SAN DIEGO — Dick Enberg, a Hall of Fame broadcaster known as much for his excited calls of “Oh my!” as the big events he covered during a 60-year career, died Thursday. He was 82.
Enberg’s daughter, Nicole Enberg Vaz, confirmed the death to The Associated Press. She said the family became concerned when he didn’t arrive on his flight to Boston on Thursday, and that he was found dead at his home in La Jolla, a San Diego neighborhood, with his bags packed.
His daughter said the family believes Enberg died of a heart attack but was awaiting official word.
“It’s very, very, very shocking,” Vaz said. “He’d been busy with two podcasts and was full of energy.”
News of his death was first reported by The San Diego Union-Tribune.
The San Diego Padres paid tribute, saying in a statement, “We are immensely saddened by the sudden and unexpected passing of legendary broadcaster Dick Enberg. Dick was an institution in the industry for 60 years and we were lucky enough to have his iconic voice behind the microphone for Padres games for nearly a decade. On behalf of our entire organization, we send our deepest condolences to his wife, Barbara, and the entire Enberg family.”
Broadcaster Keith Olbermann was among many admirers remembering Enberg on Twitter:
Enberg got his big break with UCLA basketball and went on to call Super Bowls, Olympics, Final Fours and Angels and Padres baseball games.

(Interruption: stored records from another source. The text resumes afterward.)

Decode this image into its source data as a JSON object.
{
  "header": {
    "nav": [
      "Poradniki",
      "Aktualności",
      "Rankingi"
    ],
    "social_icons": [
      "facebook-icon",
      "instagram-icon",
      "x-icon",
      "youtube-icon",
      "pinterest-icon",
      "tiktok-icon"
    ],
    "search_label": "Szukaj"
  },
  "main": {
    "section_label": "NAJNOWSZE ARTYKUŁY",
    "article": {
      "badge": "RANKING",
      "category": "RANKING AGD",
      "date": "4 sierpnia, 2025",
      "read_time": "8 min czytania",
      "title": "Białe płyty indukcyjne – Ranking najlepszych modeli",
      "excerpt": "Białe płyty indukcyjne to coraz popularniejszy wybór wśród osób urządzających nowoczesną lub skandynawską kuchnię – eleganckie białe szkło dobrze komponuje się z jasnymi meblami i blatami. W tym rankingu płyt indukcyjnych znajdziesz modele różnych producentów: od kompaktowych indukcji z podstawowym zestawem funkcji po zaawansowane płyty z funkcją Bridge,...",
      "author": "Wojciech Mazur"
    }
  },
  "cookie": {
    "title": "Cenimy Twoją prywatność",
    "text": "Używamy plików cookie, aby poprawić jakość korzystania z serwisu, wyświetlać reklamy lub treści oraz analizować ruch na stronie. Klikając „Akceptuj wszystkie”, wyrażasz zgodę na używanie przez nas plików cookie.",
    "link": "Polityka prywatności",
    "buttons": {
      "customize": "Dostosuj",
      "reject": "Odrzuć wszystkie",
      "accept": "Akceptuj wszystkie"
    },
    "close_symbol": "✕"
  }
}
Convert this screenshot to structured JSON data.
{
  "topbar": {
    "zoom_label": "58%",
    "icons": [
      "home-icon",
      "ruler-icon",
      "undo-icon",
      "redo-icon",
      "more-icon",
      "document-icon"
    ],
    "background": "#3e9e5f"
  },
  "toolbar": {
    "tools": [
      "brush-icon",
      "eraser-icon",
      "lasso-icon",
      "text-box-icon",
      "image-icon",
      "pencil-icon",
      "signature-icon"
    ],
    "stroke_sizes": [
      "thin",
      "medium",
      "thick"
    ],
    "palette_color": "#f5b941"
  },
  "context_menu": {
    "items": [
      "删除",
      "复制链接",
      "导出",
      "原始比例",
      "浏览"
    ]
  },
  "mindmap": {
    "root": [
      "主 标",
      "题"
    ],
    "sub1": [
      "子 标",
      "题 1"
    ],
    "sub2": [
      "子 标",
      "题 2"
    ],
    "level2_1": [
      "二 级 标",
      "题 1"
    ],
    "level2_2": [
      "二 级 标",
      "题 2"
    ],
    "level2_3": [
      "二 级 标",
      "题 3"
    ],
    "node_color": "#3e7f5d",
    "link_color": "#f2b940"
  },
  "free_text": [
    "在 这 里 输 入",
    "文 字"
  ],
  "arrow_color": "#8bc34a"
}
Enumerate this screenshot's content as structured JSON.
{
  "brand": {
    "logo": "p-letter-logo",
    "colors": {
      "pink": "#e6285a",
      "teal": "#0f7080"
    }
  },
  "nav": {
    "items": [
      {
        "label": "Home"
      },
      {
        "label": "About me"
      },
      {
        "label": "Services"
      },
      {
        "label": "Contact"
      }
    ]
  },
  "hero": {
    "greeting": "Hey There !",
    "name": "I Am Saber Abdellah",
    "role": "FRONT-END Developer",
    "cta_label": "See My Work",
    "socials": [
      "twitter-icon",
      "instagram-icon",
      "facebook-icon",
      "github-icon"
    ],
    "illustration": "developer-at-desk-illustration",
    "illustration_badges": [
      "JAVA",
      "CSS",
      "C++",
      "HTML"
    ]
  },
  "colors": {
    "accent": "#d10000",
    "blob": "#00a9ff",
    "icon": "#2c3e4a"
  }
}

Enberg retired from his TV job with the San Diego Padres in October 2016, capping a six-decade career punctuated with countless calls of “Oh my!” in describing a play that nearly defied description. He also was well-known for his baseball catchphrase of “Touch ’em all!” for home runs.
Raised in Armada, Michigan, Enberg’s first radio job was actually as a radio station custodian in Mount Pleasant, Michigan, when he was a junior at Central Michigan. He made $1 an hour. The owner also gave him weekend sports and disc jockey gigs, also at $1 an hour. From there he began doing high school and college football games.
During his nine years broadcasting UCLA basketball, the Bruins won eight NCAA titles. Enberg broadcast nine no-hitters, including two by San Francisco’s Tim Lincecum against the Padres in 2013 and 2014.
He said the most historically important event he covered was “The Game of the Century,” Houston’s victory over UCLA in 1968 that snapped the Bruins’ 47-game winning streak.
“That was the platform from which college basketball’s popularity was sent into the stratosphere,” Enberg said just before retiring from the Padres. “The ’79 game, the Magic-Bird game, everyone wants to credit that as the greatest game of all time That was just the booster rocket that sent it even higher. … UCLA, unbeaten; Houston, unbeaten. And then the thing that had to happen, and Coach Wooden hated when I said this, but UCLA had to lose. That became a monumental event.”
Enberg’s many former broadcast partners included Merlin Olsen, Al McGuire, Billy Packer, Don Drysdale and Tony Gwynn. He even worked a few games with Wooden, whom he called “The greatest man I’ve ever known other than my own father.” Enberg called Padres games for seven seasons and went into the broadcasters’ wing of the Hall of Fame in 2015.
John Ireland, the radio voice of the Los Angeles Lakers, tweeted that “If there was a Mount Rushmore of LA Sports Announcers, Dick Enberg is on it with Chick Hearn, Vin Scully and Bob Miller. Rams, Angels, UCLA, NBC, and so much more. Was the first famous announcer I ever met, and he couldn’t have been nicer. Definition of a gentleman.”
Enberg won 13 Sports Emmy Awards and a Lifetime Achievement Emmy. He received a star on the Hollywood Walk of Fame, and UCLA named its Media Center in Pauley Pavilion after Enberg this year.